Functions of the Finance Commission:
- It is the duty of the Commission to make recommendations to the President as to the distribution between the Union and the States of the net proceeds of taxes which are to be:
- Divided between them and the allocation between the States of the respective shares of such proceeds;
- The principles which should govern the grants-in-aid of the revenues of the States out of the Consolidated Fund of India;
- The measures needed to augment the Consolidated Fund of a State to supplement the resources of the Panchayats in the State based on the recommendations made by the Finance Commission of the State;
- The measures needed to augment the Consolidated Fund of a State to supplement the resources of the Municipalities in the State based on the recommendations made by the Finance Commission of the State;
- Any other matter referred to the Commission by the President in the interests of sound finance.
- The Commission determines its procedure and has such powers in the performance of its functions as Parliament may by law confer on them.
Appointment of the Finance Commission and Qualifications for Members:
- The Finance Commission is appointed by the President under Article 280 of the Constitution.
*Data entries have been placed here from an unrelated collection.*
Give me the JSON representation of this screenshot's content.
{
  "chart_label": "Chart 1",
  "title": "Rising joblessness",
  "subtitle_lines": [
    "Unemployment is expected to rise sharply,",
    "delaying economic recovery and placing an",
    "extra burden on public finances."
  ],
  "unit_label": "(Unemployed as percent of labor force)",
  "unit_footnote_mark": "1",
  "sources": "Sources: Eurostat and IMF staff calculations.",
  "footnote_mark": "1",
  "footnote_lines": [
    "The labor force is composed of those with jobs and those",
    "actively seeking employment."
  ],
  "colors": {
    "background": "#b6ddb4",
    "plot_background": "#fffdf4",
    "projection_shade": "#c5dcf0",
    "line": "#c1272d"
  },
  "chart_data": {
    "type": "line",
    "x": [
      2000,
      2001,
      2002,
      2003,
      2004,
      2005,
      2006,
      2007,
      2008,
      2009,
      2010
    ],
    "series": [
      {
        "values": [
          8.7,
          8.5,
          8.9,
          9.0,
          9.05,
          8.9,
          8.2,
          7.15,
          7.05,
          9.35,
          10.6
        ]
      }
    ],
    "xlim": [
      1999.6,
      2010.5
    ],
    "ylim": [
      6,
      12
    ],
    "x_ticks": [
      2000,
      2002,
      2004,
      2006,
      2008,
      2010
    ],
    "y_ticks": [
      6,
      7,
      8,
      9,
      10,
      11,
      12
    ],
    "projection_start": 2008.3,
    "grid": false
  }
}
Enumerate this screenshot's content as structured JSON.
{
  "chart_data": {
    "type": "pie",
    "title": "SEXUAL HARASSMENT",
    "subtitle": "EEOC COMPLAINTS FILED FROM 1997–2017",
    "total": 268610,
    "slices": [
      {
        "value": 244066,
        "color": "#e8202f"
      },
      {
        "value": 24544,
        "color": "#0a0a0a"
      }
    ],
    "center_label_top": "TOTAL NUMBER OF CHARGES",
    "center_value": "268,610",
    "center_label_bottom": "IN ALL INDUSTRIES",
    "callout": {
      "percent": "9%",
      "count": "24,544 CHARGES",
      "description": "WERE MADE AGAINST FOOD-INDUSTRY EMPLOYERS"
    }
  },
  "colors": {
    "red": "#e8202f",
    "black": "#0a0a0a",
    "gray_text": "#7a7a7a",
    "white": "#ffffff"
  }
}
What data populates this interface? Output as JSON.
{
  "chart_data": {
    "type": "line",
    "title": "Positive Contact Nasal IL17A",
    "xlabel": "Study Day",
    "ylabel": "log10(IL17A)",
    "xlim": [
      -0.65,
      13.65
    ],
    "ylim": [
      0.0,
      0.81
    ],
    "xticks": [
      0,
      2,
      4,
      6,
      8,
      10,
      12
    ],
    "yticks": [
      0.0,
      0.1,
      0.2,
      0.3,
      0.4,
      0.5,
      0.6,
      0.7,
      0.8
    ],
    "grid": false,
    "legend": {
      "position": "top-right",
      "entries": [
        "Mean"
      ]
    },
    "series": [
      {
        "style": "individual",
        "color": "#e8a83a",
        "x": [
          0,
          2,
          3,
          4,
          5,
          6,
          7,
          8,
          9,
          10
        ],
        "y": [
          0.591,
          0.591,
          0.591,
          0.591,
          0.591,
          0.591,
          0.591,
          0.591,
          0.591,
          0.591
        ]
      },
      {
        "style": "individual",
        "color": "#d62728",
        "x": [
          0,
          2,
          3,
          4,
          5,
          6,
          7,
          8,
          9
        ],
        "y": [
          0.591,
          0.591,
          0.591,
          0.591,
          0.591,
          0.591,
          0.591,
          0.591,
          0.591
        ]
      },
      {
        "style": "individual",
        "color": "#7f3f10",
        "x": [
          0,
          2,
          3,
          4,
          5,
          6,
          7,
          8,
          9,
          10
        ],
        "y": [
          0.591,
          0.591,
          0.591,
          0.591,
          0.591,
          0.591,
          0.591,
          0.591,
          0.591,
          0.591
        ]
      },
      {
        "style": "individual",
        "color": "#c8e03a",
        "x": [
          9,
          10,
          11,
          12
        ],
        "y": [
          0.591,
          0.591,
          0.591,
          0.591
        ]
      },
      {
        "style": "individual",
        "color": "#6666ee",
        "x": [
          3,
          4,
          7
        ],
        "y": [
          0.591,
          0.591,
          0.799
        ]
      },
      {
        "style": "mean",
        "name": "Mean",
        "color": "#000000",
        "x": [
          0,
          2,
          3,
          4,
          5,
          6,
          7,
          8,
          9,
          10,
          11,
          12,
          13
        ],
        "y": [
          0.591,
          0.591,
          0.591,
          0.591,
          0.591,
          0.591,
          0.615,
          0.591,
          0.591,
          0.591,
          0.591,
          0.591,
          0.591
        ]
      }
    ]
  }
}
- As per the provisions contained in the Finance Commission Act, 1951 and The Finance Commission (Salaries & Allowances) Rules, 1951, the Chairman of the Commission is selected from among persons who have had experience in public affairs, and the four other members are selected from among persons who:
- (a) are, or have been, or are qualified to be appointed as Judges of a High Court; or
- (b) have special knowledge of the finances and accounts of the Government; or
- (c) have had wide experience in financial matters and administration; or
- (d) have special knowledge of economics
How are the recommendations of the Finance Commission implemented?
- The recommendations of the Finance Commission are implemented as under:
- Those to be implemented by an order of the President:
- The recommendations relating to the distribution of Union Taxes and Duties and Grants-in-aid fall in this category.
- Those to be implemented by executive orders:
- Other recommendations to be made by the Finance Commission, as per its Terms of Reference
When was the first Commission Constituted and how many Commissions have been Constituted so far?
- The First Finance Commission was constituted under the chairmanship of Shri K.C. Neogy on 6th April 1952.
- 15th Finance Commissions have been Constituted so far at intervals of every five years.
- The 16th Finance Commission was constituted on 31 Dec 2023 with Shri Arvind Panagariya, former Vice-Chairman, NITI Aayog as its Chairman.
- The 16th Finance Commission is required to submit its recommendations by October 31st, 2025.
- However, the recommendations of the 15th FC cover the six years up to 31st March 2026.